The principle underlying this process is the extraction of the higher alcohols with carbon tetrachloride, and their oxidation to the corresponding acids, which are then estimated by titration. The original description1 has been modified slightly by including suggestions made by Schidrowitz,2 and the method as now recommended is as follows.3

Two hundred c.c. of the spirit are taken, 1 c.c. of strong solution of potassium hydroxide is added, and the mixture boiled for an hour under a reflux condenser to hydrolyse esters. The liquid is then distilled from a flask fitted for distillation with steam, but the steam is not passed until only about 20 c.c. of the sample remain, and thereafter the operation is so conducted that by the time 300 c.c. of distillate are collected the residue in the flask is about 10 c.c.

The distillate is then mixed with saturated salt solution (acidified slightly with a few drops of sulphuric acid), until it has a specific gravity of 11. It is now divided into two equal parts, so that duplicate determinations may be made, and each part is extracted with 100 c.c. of purified carbon tetrachloride, using 40, 30, 20, and 10 c.c. successively.

Some ethyl alcohol is contained in the tetrachloride extract. To remove it, the extract is shaken first with 50 c.c. of the saturated salt solution, and separated, and then with 50 c.c. of saturated solution of sodium sulphate to remove remaining chloride.

For the oxidation of the higher alcohols a mixture of 5 grams of potassium dichromate, 2 grams of strong sulphuric acid, and 10 c.c. of water is added to the carbon tetrachloride extract in a flask provided with a reflux condenser, and the liquid boiled gently for at least eight hours on a water-bath. After the addition of 30 c.c. of water to the liquid in the flask, the contents are distilled until only about 20 c.c. remain; then this residue is steam-distilled as in the first operation until not much more than 5 c.c. remains when 300 c.c. of total distillate have been collected. The distillate is then titrated with decinormal barium hydroxide solution, shaking thoroughly after each addition, until it is neutral to methyl-orange; phenolphthalein is next added and the titration continued to the neutral point. Each c.c. of the N/10-solution required in the phenolphthalein stage of the titration represents 0 0088 gram of higher alcohols calculated as amyl alcohol.

1 Allen's "Commercial Organic Analysis," 1898, 1, 154.

2 J. Soc. Chem. Ind., 1902, 21, 815.

3 Allen's "Commercial Organic Analysis," 1909, 1, 188.

The barium hydroxide used in the methyl-orange stage was formerly ignored in the calculation, as the acidity here was supposed to be due to hydrochloric acid.
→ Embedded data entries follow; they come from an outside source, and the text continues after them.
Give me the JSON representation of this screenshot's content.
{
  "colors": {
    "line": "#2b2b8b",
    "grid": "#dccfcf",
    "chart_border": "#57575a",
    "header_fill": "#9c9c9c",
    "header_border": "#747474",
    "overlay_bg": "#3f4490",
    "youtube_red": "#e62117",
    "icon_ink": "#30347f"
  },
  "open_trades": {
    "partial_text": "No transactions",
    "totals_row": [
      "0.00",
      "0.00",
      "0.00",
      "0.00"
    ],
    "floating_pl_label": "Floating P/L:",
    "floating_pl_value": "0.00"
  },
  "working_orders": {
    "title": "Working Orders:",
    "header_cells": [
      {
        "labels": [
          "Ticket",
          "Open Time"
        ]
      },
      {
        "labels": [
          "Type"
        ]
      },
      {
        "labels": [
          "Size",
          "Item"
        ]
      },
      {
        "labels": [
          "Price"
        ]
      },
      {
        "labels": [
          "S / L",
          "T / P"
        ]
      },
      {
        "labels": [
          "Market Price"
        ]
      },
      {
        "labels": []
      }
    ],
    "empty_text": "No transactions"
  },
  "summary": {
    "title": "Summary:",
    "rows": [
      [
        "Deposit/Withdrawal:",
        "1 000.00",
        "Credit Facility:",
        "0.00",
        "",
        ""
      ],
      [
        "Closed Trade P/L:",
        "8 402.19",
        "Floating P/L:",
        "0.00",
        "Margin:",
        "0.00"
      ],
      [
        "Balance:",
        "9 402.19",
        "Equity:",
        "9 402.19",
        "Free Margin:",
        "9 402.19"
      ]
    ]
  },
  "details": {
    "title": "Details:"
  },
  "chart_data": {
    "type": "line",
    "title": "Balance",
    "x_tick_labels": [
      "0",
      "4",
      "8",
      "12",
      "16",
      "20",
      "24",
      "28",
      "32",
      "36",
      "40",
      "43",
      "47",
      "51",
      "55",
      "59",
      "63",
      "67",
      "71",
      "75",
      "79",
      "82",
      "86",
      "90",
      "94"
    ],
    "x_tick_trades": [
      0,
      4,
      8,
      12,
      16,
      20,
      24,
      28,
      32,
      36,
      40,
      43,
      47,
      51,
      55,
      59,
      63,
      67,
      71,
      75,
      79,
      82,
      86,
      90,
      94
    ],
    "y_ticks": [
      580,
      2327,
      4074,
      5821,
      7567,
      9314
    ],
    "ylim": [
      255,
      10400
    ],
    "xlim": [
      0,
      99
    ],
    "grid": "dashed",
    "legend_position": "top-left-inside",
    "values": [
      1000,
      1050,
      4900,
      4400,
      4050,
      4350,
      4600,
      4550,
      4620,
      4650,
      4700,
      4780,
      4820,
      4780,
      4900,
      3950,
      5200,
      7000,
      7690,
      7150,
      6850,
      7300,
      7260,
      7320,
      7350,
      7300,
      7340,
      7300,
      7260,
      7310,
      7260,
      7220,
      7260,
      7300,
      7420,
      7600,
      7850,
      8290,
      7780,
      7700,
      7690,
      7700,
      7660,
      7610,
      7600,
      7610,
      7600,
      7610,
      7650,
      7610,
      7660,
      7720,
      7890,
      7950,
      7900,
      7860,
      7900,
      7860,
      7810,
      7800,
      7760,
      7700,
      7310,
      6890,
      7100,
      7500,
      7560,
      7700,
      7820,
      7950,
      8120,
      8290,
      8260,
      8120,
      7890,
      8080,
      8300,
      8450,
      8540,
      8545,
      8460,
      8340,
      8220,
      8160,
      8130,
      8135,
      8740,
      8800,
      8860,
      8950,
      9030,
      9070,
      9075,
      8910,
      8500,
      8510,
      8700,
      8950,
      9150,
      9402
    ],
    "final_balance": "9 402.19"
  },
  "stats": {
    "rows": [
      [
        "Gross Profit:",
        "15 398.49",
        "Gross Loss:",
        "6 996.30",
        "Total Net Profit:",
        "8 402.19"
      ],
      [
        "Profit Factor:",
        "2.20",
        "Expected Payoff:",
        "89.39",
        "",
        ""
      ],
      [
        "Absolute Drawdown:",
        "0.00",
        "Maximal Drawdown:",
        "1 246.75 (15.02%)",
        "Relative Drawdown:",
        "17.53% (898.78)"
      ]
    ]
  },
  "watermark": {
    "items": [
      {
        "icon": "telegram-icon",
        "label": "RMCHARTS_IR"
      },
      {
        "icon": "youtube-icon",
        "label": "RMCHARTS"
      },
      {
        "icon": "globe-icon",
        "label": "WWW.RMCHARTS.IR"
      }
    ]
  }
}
This, however, appears to be unjustifiable, since mere traces of chlorides may be found, whilst the methyl-orange acidity is about 10 per cent. of the total.1 The recommendation made by Schidrowitz and Kaye is to calculate the whole of the acidity to amyl alcohol, but to estimate the chlorides gravimetrically if the methyl-orange acidity much exceeds 10 per cent. of the whole, and correct the calculation accordingly.